Attorno alla Grotta, per migliaia di ettari, non esiste alcun edificio e
nessuna strada ma solo pascoli d’alta quota, valli selvagge e altissime pareti
rocciose.
La storia
Le
Grotte del Cavallone sono note sin dal XVII secolo. Infatti all’ingresso è
incisa, sul cosiddetto “sasso dei nomi antichi”, la data 1666. La prima
esplorazione documentata è stata effettuata nel 1704 dal medico Jacinto de
Simeonibus. All’inizio del secolo fu costituita la “Società delle Grotte
del Cavallone e del Bue”, con sede a Lama dei Peligni, che avviò i lavori per
la valorizzazione turistica della Grotta: furono realizzate un’ardita rampa di
accesso scavata nella roccia, scale in legno all’interno (ancora visibili) e
organizzato un servizio guide. Le grotte si raggiungevano a piedi o con i muli e
la discesa a volte veniva effettuata con le tregge (grandi slitte utilizzate per
il trasporto della legna). Tra gli illustri visitatori si ricorda il pittore
Francesco Paolo Michetti che ispirandosi alla sala di ingresso realizzò la
scenografia del secondo atto della tragedia dannunziana “La figlia di Iorio”;
da allora la Grotta del Cavallone fu chiamata anche Grotta
della Figlia di Iorio; le sue sale ed alcune concrezioni portano ancora oggi
i nomi dei personaggi della famosa tragedia. Durante l’ultima guerra mondiale
fu utilizzata come rifugio dalle popolazioni locali. Esplorazioni sistematiche e
di carattere scientifico ebbero luogo a partire dal 1948, con la partecipazione
della Società Speleologica Italiana ed altri enti di importanza nazionale.

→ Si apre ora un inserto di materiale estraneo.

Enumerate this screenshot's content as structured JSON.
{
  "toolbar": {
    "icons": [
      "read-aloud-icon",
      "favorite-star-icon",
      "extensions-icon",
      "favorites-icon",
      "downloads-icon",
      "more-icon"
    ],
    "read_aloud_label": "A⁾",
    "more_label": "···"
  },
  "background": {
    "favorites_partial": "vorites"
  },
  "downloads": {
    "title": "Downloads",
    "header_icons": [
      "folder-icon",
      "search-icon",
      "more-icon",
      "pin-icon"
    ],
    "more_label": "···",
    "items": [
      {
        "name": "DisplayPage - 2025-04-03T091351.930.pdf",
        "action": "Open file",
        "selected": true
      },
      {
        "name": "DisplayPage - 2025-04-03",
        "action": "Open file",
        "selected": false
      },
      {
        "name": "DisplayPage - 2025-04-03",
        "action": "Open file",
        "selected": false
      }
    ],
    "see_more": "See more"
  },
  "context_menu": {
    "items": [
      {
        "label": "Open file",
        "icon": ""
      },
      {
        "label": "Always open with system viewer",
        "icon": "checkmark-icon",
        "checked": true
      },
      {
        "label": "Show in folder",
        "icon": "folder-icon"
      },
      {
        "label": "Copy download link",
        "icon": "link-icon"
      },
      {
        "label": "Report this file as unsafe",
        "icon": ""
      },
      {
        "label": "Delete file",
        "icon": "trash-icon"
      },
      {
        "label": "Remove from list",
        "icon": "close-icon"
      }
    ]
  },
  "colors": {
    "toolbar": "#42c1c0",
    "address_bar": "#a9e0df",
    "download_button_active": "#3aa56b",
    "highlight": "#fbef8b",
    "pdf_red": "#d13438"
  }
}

Dagli anni ‘70 la Grotta è raggiungibile mediante una comoda funivia ed il
suo interno è stato illuminato.
Percorso
di visita
La visita al Complesso Turistico Grotte del Cavallone ha la durata di circa 2 h. La percorrenza in funivia è di circa 20 minuti di sola andata e viceversa. Prima di raggiungere l’ingresso vero e proprio della grotta vi è un percorso a piedi di circa 10 minuti composto da un primo tratto in sterrato e un secondo in scalini. La visita all’interno della grotta prevede sempre il servizio di guida e dura l h e un quarto.La lunghezza percorribile è di 1200 metri, mentre il tasso di umidità si aggira tra il 70% e il 90%;
L’orario di apertura al pubblico della biglietteria è dalle 9 alle 16 (orario continuato);
NOTIZIE UTILI ANNO 2006
PERIODO DI APERTURA:
· Luglio: giorni 22-23-29-30 e 31
· Agosto: TUTTI I GIORNI
· Settembre: giorni 1-2 e 3
N.B. Per i gruppi organizzati (minimo 50 persone) è possibile effettuare visite, su prenotazione, anche in giorni non previsti nel calendario
ORARI BIGLIETTERIA:
per INGRESSO ALLE GROTTE dalle ore 9:00 alle ore 16:00
per FUNIVIA dalle ore 9:00 alle ore 17:00
N.B: Si tenga presente che per rispettare i turni d'ingresso bisogna considerare il tempo di percorrenza prima di raggiungere l'ingresso della grotta ovvero 20' di funivia e 10' a piedi.
COSTI BIGLIETTO:
INGRESSO GROTTA INTERO € 5,00
INGRESSO GROTTA RIDOTTO € 4,00
INGRESSO GROTTA INTERO PER RESIDENTI € 2,50
INGRESSO GROTTA RIDOTTO PER RESIDENTI € 2,00
CABINOVIA A/R INTERO € 9,00
CABINOVIA A/R RIDOTTO € 7,50
CABINOVIA A/R INTERO PER RESIDENTI € 4,50
CABINOVIA A/R RIDOTTO PER RESIDENTI € 3,50
SERVIZIO INFORMAZIONI:
· COMUNE di Lama dei Peligni Tel. 0872/91221 Fax 0872/916184
· COMUNE di Taranta Peligna Tel. 0872/910118 Fax 0872/910118
· Coop. Majella Tel. 0872/916067
· Funivia Grotta del Cavallone Tel. 0872/910203
IMPORTANTE:
L'altitudine della località e le condizioni ambientali della grotta richiedono l'uso di indumenti e calzature adatte. Percorso sconsigliato a persone non in perfette condizioni fisiche (anziani, cardiopatici, donne in stato interessante, sofferenti di vertigine, ecc.).